B. Modes restreints, répétitifs de comportements, d'intérêts ou d'activités, comme en témoigne au moins deux des éléments suivants, actuellement ou précédemment :

1. Mouvements moteurs, utilisation d'objets, ou paroles stéréotypés ou répétitifs (par exemple, stéréotypies motrices simples, aligner des jouets ou retourner des objets, écholalie, phrases idiosyncrasiques c'est-à-dire « hors contexte »).

2. Insistance sur l'adhésion inflexible à des habitudes ou modes ritualisés de comportement verbaux ou non verbaux (par exemple, une détresse extrême en cas de petits changements, difficultés avec les transitions, modes de pensée rigide, rituels de salutation, besoin de prendre le même itinéraire ou de manger la même nourriture tous les jours).

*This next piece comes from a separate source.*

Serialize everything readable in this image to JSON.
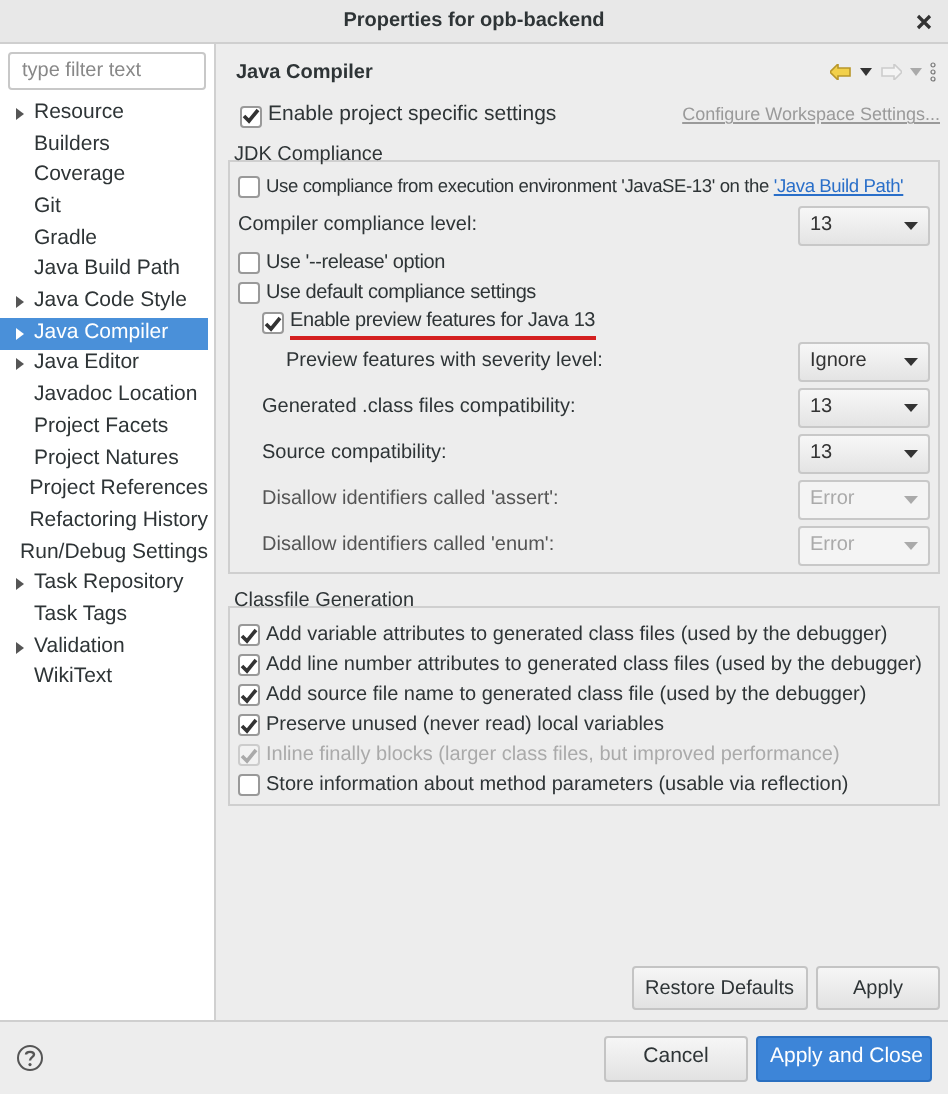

3. Intérêts très restreints et circonscrits qui sont anormaux dans leur intensité ou leur orientation (par exemple, un fort attachement à des objets inhabituels, des intérêts excessivement circonscrits ou poursuivis avec une persévération excessive).

4. Hyper- ou hypo-réactivité à des inputs sensoriels ou niveau d'intérêt inhabituel pour les aspects sensoriels de l'environnement (par exemple, indifférence apparente à la douleur/température, réaction négative à des sons ou des textures spécifiques, sentir ou toucher des objets excessivement, fascination visuelle pour des lumières ou des mouvements).

C. Les symptômes doivent être présents dans la période de développement précoce (mais peuvent ne devenir pleinement manifestes qu'après que les exigences sociales dépassent les capacités limitées, ou peuvent être masqués par des stratégies apprises plus tard dans la vie).

D. Les symptômes causent une altération cliniquement significative du fonctionnement actuel dans les domaines sociaux, scolaires ou professionnels, ou d'autres domaines importants.

E. Ces perturbations ne sont pas mieux expliquées par la déficience intellectuelle ou un retard global de développement. La déficience intellectuelle et le trouble du spectre de l'autisme surviennent fréquemment ensemble; pour poser les deux diagnostics de trouble du spectre de l'autisme et de déficience intellectuelle, la communication sociale devrait être inférieure à celle prévue pour le niveau de développement général (DSM-5, 2013 ; cité par Psychomedia, 2013).

Les progrès réalisés au niveau des critères de diagnostic ont eu comme incidence la facilitation des échanges et la communication entre les cliniciens2(*), les chercheurs, les parents et les personnes qui militent en faveur des personnes handicapées.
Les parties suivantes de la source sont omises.